In this article
Token economics encompasses measuring prompt/completion token costs, optimising prompt length, and implementing budget controls. Key levers: prompt compression (removing redundant text, using abbreviations), semantic caching (reusing responses for similar queries), model tiering (cheaper models for simple tasks), per-user/tenant token budgets, and output length limiting. At scale, token costs dominate variable expenses. Tools like tiktoken (OpenAI), Anthropic's token counter, and LiteLLM's cost tracking help measure and control consumption. Cost-per-quality is the key metric: minimise tokens while maintaining output quality.
What it means in practice
Token Economics is not just vocabulary; it is a design handle. In AI engineering, this term usually appears when engineers are designing, reviewing, or troubleshooting real production flows rather than only naming the concept. It helps convert a vague technical conversation into a concrete design question with trade-offs that can be tested.
Why engineers care
- It gives teams a shared name for the behaviour, risk, or architecture choice being discussed.
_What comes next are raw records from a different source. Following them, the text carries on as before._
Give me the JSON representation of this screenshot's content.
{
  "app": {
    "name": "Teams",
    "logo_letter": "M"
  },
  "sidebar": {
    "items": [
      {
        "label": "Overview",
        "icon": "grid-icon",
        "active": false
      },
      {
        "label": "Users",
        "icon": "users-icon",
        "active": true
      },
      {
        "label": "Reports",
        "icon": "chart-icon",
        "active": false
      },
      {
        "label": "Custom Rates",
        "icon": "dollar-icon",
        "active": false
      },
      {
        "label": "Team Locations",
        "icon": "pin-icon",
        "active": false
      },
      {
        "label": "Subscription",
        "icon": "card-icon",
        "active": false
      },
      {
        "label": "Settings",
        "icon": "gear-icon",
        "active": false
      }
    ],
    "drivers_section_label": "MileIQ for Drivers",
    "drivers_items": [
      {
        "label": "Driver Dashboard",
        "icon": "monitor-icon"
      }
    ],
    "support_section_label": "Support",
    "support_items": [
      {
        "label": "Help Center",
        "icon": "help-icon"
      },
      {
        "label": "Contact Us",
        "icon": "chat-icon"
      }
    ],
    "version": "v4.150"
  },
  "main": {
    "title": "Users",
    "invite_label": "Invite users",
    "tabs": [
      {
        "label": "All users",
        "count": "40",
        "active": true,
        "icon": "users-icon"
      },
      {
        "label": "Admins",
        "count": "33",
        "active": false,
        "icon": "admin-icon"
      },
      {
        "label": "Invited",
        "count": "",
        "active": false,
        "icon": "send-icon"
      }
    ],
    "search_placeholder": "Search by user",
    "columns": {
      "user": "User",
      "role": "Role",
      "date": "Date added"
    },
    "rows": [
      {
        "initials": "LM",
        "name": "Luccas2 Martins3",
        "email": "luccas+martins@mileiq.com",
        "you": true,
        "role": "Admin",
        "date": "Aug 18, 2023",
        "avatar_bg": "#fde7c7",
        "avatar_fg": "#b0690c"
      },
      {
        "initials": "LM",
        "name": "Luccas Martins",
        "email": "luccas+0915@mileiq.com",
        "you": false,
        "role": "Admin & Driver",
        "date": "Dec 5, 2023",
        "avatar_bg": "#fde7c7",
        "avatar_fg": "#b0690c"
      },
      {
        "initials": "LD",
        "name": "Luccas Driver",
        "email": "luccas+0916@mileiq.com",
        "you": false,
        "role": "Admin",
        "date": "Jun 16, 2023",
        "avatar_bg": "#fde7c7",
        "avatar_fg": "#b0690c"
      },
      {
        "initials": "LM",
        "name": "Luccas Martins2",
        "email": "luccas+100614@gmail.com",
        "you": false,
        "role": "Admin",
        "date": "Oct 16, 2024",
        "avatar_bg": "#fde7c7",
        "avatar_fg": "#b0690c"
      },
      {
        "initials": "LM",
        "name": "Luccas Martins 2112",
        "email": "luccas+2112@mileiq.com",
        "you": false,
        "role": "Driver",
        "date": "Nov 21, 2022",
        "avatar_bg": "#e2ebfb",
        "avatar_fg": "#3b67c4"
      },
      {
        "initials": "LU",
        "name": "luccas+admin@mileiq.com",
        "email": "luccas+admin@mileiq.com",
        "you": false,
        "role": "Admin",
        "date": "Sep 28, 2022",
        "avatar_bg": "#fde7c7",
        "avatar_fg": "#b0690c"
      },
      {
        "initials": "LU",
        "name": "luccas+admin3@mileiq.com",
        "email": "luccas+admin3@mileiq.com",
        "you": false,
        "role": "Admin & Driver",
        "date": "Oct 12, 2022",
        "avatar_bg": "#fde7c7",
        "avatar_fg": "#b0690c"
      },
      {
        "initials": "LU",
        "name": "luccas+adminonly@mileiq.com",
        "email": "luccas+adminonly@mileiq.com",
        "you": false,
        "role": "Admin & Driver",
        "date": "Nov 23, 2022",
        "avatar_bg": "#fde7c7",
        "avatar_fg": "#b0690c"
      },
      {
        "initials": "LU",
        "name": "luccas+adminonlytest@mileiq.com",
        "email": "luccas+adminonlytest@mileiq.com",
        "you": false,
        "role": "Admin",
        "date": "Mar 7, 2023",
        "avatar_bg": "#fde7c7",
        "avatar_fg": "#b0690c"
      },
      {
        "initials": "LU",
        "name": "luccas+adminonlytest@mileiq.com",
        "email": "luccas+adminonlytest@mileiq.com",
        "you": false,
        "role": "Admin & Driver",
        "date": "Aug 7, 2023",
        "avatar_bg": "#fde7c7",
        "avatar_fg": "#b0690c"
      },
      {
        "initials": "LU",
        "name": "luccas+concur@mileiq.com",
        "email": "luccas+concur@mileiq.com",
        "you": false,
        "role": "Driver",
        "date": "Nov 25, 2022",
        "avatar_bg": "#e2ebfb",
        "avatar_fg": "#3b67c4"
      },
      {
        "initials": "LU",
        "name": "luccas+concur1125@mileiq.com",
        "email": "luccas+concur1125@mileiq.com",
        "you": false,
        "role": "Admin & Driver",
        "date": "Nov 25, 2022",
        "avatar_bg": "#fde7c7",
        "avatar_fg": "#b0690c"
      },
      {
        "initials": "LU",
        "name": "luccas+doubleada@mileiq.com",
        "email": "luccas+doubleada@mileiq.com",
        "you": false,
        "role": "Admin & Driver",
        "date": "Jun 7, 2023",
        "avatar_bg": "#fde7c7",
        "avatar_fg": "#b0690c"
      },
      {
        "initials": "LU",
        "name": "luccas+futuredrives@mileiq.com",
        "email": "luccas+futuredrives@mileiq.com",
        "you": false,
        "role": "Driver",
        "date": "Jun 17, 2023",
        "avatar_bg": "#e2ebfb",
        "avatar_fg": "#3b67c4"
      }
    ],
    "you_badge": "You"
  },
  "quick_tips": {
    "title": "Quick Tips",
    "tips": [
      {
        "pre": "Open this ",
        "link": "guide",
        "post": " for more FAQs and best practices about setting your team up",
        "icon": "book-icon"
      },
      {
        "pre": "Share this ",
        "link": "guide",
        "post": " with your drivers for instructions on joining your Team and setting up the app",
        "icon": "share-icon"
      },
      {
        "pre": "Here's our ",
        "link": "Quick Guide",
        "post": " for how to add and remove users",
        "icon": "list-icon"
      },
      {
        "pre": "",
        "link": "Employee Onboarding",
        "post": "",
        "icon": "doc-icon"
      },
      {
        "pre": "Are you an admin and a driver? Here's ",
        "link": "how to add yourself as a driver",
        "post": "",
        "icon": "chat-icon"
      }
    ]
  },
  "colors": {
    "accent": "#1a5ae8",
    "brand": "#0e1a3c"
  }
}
- It helps separate the goal from the implementation detail, so you can compare alternatives instead of copying a tool pattern blindly.
- It creates a useful checklist for reviews: inputs, outputs, failure modes, ownership, cost, latency, and measurement.
Production watch-outs
Be careful with shallow definitions. The useful meaning usually depends on workload, failure mode, data shape, and who owns the system in production.
Related context
Useful neighbouring concepts: Token, Context Window, Inference, AI Gateway, Semantic Cache.